I start by telling Jupyter to display any graph created inside this notebook:

%matplotlib inline
capeTown['Mean TemperatureC'].plot(grid=True, figsize=(10,5))
<matplotlib.axes._subplots.AxesSubplot at 0x7f90a5dc8588>
Image in a Jupyter notebook

It looks like the months January, February and March are the warmest. Let's find out if they are also dry by plotting 'Percipitationmm'

capeTown[['Mean TemperatureC', 'Precipitationmm']].plot(grid=True, figsize=(10,5))
<matplotlib.axes._subplots.AxesSubplot at 0x7f90a5de10b8>
Image in a Jupyter notebook

Yes, the precipitation is lowest from January through April and from September to December. I definitely can see that the months May through August would be rainy and cool in Cape Town.
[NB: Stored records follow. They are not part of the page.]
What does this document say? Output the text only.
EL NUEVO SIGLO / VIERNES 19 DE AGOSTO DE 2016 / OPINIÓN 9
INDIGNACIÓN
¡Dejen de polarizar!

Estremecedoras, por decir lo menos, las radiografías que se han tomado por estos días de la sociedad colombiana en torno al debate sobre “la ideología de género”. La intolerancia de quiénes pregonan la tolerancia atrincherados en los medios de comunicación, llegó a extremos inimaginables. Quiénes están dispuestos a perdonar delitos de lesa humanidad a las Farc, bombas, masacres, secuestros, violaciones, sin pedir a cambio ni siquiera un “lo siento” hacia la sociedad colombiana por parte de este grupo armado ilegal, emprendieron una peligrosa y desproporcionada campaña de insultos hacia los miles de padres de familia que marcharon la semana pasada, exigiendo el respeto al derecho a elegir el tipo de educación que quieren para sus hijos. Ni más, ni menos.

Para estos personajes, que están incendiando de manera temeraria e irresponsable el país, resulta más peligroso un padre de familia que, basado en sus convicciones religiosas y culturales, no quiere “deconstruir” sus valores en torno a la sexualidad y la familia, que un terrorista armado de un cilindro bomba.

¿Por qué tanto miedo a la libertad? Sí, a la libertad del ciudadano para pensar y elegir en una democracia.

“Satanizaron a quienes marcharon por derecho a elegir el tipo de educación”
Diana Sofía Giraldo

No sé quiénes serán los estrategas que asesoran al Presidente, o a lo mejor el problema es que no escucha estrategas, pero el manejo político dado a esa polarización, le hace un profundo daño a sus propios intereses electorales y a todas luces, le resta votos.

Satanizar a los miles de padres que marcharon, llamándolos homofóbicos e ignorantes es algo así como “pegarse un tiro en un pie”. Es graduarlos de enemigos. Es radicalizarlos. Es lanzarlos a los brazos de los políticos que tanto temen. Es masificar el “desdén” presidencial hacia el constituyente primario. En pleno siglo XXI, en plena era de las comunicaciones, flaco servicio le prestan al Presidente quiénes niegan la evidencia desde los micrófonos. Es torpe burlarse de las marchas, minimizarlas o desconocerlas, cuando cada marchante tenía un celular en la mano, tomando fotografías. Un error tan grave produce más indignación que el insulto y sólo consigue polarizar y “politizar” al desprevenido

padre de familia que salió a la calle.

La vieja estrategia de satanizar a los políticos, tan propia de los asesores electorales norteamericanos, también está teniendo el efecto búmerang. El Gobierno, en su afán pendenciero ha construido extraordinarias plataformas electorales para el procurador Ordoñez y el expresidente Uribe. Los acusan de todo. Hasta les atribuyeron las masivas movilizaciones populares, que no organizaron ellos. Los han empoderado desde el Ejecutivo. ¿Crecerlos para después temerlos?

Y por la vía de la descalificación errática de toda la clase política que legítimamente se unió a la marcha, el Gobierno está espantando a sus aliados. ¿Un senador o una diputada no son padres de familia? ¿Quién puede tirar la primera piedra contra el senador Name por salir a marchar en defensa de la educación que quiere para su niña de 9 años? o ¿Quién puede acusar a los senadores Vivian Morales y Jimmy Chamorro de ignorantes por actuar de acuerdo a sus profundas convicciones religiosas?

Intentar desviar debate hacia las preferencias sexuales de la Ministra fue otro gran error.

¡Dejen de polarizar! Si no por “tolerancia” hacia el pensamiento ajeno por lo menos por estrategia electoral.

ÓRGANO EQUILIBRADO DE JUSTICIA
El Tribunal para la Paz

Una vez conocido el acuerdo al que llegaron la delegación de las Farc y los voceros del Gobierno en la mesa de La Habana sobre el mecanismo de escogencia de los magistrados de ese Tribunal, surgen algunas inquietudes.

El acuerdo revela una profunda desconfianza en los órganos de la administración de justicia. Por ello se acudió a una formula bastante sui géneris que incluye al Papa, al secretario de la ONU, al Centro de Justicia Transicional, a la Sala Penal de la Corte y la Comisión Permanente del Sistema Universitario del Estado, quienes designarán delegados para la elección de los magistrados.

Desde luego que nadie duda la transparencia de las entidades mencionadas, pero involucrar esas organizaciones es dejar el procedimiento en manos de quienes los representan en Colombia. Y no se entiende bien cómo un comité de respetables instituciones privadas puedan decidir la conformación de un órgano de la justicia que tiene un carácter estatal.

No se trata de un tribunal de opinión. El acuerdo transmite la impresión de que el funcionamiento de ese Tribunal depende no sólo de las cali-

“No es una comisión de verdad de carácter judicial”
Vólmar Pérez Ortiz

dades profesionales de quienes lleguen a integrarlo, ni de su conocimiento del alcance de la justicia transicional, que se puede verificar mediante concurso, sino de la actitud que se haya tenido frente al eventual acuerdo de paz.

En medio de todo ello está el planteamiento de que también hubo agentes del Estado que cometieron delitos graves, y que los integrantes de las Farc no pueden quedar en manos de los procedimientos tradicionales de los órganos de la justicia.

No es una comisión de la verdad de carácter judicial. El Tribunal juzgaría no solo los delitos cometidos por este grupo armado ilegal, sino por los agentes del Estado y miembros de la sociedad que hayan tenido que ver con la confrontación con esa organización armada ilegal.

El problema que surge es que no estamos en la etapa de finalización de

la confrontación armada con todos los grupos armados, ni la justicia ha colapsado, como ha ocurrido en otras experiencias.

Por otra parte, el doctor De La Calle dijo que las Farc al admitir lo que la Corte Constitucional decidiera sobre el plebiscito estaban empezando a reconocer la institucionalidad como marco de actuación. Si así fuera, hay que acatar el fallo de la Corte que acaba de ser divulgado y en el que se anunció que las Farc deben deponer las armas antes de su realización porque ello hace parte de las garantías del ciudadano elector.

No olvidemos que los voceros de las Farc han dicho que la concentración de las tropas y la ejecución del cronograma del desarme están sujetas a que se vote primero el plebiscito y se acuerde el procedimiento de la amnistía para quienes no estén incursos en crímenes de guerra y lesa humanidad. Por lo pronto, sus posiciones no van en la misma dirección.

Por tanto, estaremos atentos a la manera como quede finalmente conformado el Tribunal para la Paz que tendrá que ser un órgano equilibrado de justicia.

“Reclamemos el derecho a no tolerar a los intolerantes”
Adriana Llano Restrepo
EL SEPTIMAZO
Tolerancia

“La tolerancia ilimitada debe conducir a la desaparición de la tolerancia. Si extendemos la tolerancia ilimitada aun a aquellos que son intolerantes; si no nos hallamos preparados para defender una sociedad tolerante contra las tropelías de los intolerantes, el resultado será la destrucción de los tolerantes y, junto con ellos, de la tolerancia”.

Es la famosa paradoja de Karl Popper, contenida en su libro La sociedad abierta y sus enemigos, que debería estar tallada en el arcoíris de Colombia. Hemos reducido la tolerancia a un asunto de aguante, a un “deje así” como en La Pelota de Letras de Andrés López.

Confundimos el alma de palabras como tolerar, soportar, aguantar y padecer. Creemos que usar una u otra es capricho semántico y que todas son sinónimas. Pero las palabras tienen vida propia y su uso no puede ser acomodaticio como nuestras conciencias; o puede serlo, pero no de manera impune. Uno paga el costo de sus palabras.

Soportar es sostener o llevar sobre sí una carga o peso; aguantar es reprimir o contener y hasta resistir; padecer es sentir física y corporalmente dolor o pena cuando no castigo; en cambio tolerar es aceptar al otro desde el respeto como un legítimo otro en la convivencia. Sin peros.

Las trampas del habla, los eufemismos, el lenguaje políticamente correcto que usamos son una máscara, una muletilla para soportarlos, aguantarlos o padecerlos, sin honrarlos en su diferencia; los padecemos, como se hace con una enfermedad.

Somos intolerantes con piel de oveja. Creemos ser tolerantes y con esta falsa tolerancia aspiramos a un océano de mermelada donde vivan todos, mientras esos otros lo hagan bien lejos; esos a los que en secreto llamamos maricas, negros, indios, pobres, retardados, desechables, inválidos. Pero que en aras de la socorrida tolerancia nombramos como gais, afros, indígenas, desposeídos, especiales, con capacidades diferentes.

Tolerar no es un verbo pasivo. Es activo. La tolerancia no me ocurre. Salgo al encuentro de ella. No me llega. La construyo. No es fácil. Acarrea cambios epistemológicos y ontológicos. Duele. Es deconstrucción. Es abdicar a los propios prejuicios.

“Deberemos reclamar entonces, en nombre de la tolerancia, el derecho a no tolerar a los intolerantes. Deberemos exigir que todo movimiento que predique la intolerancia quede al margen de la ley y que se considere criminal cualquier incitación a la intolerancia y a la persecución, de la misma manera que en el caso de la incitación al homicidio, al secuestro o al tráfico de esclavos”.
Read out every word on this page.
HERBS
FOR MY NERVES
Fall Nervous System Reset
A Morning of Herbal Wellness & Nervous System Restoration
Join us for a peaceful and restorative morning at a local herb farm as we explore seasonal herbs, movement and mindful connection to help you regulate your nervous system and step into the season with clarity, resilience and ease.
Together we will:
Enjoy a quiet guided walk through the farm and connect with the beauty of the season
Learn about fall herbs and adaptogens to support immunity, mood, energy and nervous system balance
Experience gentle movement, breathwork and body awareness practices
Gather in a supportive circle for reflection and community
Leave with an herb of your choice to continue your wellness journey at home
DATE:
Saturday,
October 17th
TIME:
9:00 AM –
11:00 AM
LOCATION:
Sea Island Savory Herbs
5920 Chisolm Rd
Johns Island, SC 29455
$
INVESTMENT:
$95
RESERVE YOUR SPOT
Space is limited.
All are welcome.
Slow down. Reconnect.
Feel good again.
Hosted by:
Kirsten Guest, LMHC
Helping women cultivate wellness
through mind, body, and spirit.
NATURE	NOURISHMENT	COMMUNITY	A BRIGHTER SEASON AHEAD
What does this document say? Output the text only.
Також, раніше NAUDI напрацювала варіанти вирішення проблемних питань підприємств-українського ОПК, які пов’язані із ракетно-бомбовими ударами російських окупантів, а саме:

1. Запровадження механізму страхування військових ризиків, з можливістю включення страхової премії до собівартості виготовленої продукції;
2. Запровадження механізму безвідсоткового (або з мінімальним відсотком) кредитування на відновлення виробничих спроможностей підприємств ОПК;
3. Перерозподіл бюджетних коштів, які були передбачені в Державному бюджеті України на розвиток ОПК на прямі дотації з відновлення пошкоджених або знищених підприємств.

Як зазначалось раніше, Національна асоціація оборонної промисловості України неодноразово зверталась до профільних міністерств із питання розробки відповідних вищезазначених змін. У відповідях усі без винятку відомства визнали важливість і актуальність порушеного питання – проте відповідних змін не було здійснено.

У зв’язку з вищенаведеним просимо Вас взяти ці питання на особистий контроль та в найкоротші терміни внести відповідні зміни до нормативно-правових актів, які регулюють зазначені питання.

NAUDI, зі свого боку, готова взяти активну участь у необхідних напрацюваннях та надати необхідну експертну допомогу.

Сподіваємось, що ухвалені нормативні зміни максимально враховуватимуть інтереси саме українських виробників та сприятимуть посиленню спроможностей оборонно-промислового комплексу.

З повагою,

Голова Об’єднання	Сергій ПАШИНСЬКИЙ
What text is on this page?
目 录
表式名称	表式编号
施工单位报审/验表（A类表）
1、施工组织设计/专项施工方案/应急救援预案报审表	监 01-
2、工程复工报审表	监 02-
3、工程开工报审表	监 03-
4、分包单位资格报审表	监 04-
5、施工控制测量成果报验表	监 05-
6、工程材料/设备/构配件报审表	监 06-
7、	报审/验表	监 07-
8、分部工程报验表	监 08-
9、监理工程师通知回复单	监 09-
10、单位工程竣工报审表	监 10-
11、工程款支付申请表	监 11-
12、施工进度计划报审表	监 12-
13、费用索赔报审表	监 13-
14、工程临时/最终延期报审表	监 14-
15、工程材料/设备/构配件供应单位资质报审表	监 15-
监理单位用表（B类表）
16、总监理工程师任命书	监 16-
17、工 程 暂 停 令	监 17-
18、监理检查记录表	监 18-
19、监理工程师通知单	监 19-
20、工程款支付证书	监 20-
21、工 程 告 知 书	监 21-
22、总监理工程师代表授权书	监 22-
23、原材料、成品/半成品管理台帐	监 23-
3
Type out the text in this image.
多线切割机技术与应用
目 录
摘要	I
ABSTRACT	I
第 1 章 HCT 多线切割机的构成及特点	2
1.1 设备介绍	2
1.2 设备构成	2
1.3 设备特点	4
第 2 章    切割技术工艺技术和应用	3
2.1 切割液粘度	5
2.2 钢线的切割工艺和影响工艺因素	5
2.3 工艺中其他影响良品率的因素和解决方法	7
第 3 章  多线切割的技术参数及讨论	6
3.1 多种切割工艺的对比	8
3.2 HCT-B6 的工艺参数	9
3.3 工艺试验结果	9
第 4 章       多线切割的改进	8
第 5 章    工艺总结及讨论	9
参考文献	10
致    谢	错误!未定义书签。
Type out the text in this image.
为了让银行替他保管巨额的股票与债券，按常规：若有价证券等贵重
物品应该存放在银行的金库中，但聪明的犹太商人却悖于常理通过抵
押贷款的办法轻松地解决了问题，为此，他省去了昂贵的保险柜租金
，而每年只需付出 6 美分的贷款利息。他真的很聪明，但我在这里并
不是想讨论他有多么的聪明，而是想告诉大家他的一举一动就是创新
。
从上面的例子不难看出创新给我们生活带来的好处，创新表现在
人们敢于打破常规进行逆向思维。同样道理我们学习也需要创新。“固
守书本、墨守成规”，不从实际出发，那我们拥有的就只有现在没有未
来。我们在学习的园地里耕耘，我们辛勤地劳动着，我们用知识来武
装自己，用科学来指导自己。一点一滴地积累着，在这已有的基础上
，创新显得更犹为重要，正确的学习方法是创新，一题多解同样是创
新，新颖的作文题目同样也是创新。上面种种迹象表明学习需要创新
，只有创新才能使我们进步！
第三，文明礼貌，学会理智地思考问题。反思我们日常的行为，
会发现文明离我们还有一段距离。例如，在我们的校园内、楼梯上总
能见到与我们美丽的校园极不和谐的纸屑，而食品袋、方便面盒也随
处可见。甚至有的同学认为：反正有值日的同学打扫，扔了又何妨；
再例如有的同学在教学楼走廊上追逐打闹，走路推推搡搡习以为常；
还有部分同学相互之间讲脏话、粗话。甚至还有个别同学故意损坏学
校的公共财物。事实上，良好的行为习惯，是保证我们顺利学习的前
I would like to focus on January and February as promising travel months, warm and dry. Within these months, I will look for a 2 week travel window that is most promising.

First I will create a subset dataframe for these dates.

janfeb = capeTown.loc[datetime(2014,1,1) : datetime(2014,2,28)]

I want to know if these months are sunny, hence I will plot the CloudCover

janfeb['CloudCover'].plot(grid=True, figsize=(10,5))
<matplotlib.axes._subplots.AxesSubplot at 0x7f90a5afff60>
Image in a Jupyter notebook

The data is a bit patchy on cloud cover, but it would look like the sunniest period in 2014 was from mid January to end of February.

I will add my other key metrics, mean temperature and precipitation to the graph.

janfeb[['Mean TemperatureC', 'Precipitationmm', 'CloudCover']].plot(grid=True, figsize=(10,5))
<matplotlib.axes._subplots.AxesSubplot at 0x7f90a5a3c7b8>
Image in a Jupyter notebook

The zoomed in view show me that the last 2 weeks of February had the best combination of warm average temperatures, sun and low amounts of rain.

Conclusions

The graphs have shown the variation in temperature, rain and cloud cover throughout the year in Cape Town. Choosing a dry time to travel seems essential, even better if it is warm. My choice would be to travel to Cape Town during the last 2 weeks of February. Of course the analysis is done on 2014 observerd weather, and there is no guarantee that the observed weather will repeat itself in future years.